Each yurt has a name, like the Lola Ger. Lola was Brian’s grandmother’s nickname, and Ger is Mongolian for yurt. After we stepped into the yurt, it was incredible how spacious and beautifully handcrafted it really is. “They’re all made in Mongolia, they’re made of natural materials using the Mongolian techniques and hand painted by a family in Mongolia,” explained Brian.
These dome tents are a popular form of protection from the elements for people in central Asia, mostly Mongolia of course. “All of the walls can collapse down, the rafters come out, there are no nails or screws in these rafters or the walls. The walls are all made from camel hide joints. They’re all hand hewn, you can actually see where they steamed them and bent them along the edges,” explained Brian. The entire structure of the yurt is held up by two posts called the bagon, and there is both a male and female bagon. How do you tell the difference? Well, the female bagon has a “fertility” rope that flows through it.

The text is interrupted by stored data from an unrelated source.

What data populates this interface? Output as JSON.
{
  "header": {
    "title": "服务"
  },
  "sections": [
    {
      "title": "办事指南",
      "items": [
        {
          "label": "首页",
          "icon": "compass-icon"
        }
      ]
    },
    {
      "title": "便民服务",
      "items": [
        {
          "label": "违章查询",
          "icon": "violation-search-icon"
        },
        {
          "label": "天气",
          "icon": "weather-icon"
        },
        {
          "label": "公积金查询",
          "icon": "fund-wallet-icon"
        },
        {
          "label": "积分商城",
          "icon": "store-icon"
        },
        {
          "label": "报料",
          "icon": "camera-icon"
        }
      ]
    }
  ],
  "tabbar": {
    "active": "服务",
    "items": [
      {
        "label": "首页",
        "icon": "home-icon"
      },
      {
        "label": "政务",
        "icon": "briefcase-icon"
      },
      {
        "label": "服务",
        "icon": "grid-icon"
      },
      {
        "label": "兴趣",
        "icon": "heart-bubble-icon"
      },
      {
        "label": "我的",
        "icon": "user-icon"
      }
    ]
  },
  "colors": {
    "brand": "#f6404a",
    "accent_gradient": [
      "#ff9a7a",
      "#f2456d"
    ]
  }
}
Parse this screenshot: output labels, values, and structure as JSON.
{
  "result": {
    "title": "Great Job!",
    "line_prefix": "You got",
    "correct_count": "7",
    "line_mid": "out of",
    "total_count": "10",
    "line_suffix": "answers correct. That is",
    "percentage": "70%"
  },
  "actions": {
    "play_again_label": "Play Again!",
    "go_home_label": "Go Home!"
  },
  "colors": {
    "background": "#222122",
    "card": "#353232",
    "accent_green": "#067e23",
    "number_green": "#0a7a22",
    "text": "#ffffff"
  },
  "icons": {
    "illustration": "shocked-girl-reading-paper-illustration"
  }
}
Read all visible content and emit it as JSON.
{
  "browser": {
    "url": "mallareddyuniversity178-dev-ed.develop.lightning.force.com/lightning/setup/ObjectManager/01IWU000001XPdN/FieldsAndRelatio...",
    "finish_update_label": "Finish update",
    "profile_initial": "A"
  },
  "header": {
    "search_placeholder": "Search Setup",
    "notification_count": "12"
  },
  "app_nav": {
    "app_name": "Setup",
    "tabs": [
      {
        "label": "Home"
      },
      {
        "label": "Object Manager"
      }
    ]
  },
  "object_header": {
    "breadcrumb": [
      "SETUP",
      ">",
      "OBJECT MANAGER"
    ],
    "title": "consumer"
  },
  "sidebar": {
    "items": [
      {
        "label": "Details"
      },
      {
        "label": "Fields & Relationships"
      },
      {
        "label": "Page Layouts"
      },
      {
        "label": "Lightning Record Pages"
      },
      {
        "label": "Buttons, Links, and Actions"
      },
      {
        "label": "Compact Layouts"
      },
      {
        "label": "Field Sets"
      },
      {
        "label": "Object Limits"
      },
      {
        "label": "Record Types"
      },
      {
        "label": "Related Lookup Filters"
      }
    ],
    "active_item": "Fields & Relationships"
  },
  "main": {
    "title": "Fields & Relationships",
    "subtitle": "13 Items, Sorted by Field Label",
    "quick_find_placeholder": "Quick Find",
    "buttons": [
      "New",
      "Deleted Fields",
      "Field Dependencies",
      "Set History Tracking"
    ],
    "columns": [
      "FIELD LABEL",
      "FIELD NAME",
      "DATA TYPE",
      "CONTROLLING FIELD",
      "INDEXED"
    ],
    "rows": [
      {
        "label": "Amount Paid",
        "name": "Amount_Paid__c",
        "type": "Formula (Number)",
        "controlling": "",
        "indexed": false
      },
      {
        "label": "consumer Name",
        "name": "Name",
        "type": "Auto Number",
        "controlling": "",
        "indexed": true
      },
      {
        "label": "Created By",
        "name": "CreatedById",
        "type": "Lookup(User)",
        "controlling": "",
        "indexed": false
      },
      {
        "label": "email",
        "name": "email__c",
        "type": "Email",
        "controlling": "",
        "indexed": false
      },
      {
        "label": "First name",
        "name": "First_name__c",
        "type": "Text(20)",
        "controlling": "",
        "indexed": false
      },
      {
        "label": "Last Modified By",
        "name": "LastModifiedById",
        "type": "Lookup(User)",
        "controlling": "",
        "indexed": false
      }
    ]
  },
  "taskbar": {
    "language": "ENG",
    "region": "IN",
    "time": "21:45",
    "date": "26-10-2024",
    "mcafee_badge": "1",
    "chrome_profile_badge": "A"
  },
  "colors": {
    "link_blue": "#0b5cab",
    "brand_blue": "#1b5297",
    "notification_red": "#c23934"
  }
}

A lifetime of experiences traveling in Russia and along the Trans-Siberian Railway lead Brian and Ann-Tyler to putting yurts right here in the Lone Star State. “I did a trip with a friend who was on a Habitat for Humanity trip, and we stayed in yurts there. Families that just set up summertime yurts for travelers in Kyrgyzstan and it was really amazing,” said Brian.
The couple is originally from Texas, Brian from Dallas and Ann-Tyler is from the Wimberley/Austin area, but when they got married in 1994, they went on a whim to Russia. “We moved to Moscow, found odd jobs and traveled all around that area,” said Brian.
Brian studied Russian in college and when Russia opened after the collapse of the Soviet Union, they saw it as an exciting opportunity. Their worldly experience played a role in constructing the crazy looking canvas structures that seem to fit in perfect with the peaceful Texas setting. “We like the marriage or blend of Texas and the Texas Hill Country with this kind of international aspect of what’s come together with what we’ve built here at Yurtopia,” said Brian.
Now there’s two types of yurts here, the RiverBluff section is down by the river and is made more for the group experience. You can grab that chair and umbrella and just relax in the river, or also known as “river sitting”. “River sitting is one of our favorite things, and kind of our pastime,” said Brian. And for the more private affair, there are three yurt complexes, where you are completely to yourself, with everything you could possibly need all in one super private place. “You can come in your little sanctuary and hang out for the weekend or a couple of days during the week and never see your neighbors,” explained Ann-Tyler.
Now this little piece of heaven in the hills of Wimberly is adult-only, because keeping the utopia in Yurtopia is what this place is all about. “So we don’t have enough yurts, we can’t build too many more yurts before we’ve really done too much to what the property can handle,” explained Brian.
After a long peaceful sleep at Yurtopia, it’s safe to say that it’s truly an extraordinary stop on The Texas Bucket List, one yurt sure to enjoy. “Definitely think the Mongolians were onto something when they designed the yurt, there’s something unique and special about it and people really do wake up and say they felt like they slept differently than they have in a long time,” said Brian.